Selfies: reflexo e estímulo. Um estudo chileno de 2016 buscou entender se os narcisistas fazem selfies com mais frequência para alimentar uma visão positiva de si ou se o ato de tirar selfies funcionaria como um estimulado do narcisismo nos usuários das redes sociais. “Os resultados, no entanto, são consistentes com ambas as hipóteses, sugerindo um efeito de autorreforço: enquanto os indivíduos narcisistas fazem selfies com mais frequência, esse aumento na produção dessas publicações amplia os níveis de narcisismo”, concluem os pesquisadores.

Gênero.

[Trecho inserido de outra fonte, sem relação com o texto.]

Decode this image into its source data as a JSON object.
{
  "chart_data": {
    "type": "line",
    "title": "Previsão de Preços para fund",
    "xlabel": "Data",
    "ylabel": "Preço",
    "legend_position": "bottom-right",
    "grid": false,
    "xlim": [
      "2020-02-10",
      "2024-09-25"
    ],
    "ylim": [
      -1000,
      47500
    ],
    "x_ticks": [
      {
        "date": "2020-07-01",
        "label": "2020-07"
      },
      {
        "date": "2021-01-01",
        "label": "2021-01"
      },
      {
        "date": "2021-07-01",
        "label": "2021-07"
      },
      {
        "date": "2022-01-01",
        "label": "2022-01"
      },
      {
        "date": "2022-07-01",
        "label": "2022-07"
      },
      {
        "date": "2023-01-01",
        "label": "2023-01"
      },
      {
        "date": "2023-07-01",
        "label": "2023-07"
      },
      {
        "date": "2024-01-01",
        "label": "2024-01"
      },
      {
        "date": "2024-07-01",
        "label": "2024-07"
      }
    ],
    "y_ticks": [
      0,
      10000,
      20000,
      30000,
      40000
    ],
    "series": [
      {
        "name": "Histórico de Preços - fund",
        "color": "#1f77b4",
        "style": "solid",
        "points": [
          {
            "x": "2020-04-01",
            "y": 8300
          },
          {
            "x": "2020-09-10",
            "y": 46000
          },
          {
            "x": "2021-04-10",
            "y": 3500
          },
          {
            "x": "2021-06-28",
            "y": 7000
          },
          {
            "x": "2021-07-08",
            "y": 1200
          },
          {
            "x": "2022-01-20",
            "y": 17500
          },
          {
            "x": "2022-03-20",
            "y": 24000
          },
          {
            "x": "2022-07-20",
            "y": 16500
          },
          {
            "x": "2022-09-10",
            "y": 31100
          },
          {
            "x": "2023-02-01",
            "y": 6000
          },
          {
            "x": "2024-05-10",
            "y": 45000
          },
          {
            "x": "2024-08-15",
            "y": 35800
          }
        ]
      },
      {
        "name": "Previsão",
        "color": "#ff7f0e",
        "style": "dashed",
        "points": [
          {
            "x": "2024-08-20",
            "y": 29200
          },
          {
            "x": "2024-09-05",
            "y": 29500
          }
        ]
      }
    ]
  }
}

Em 2014, a pesquisadora Emily Grijalva publicou uma revisão científica, em que analisou estudos publicados ao longo de 31 anos, e constatou que homens apresentam personalidade narcisista mais frequentemente que as mulheres.

Dica de filme:

Apesar do título, Patrick Bateman, personagem interpretado por Christian Bale e que protagoniza do longa “Piscopata Americano” (2000), da diretora Mary Harron, ostenta um comportamento de traços narcisistas muito bem delineados (e até exacerbados). Não por acaso, a produção é citada em artigos científicos que falam sobre o transtorno. No filme, o público é apresentado a um homem individualista e egocêntrico, que quer sempre estar acima de todos e ser reconhecido por isso.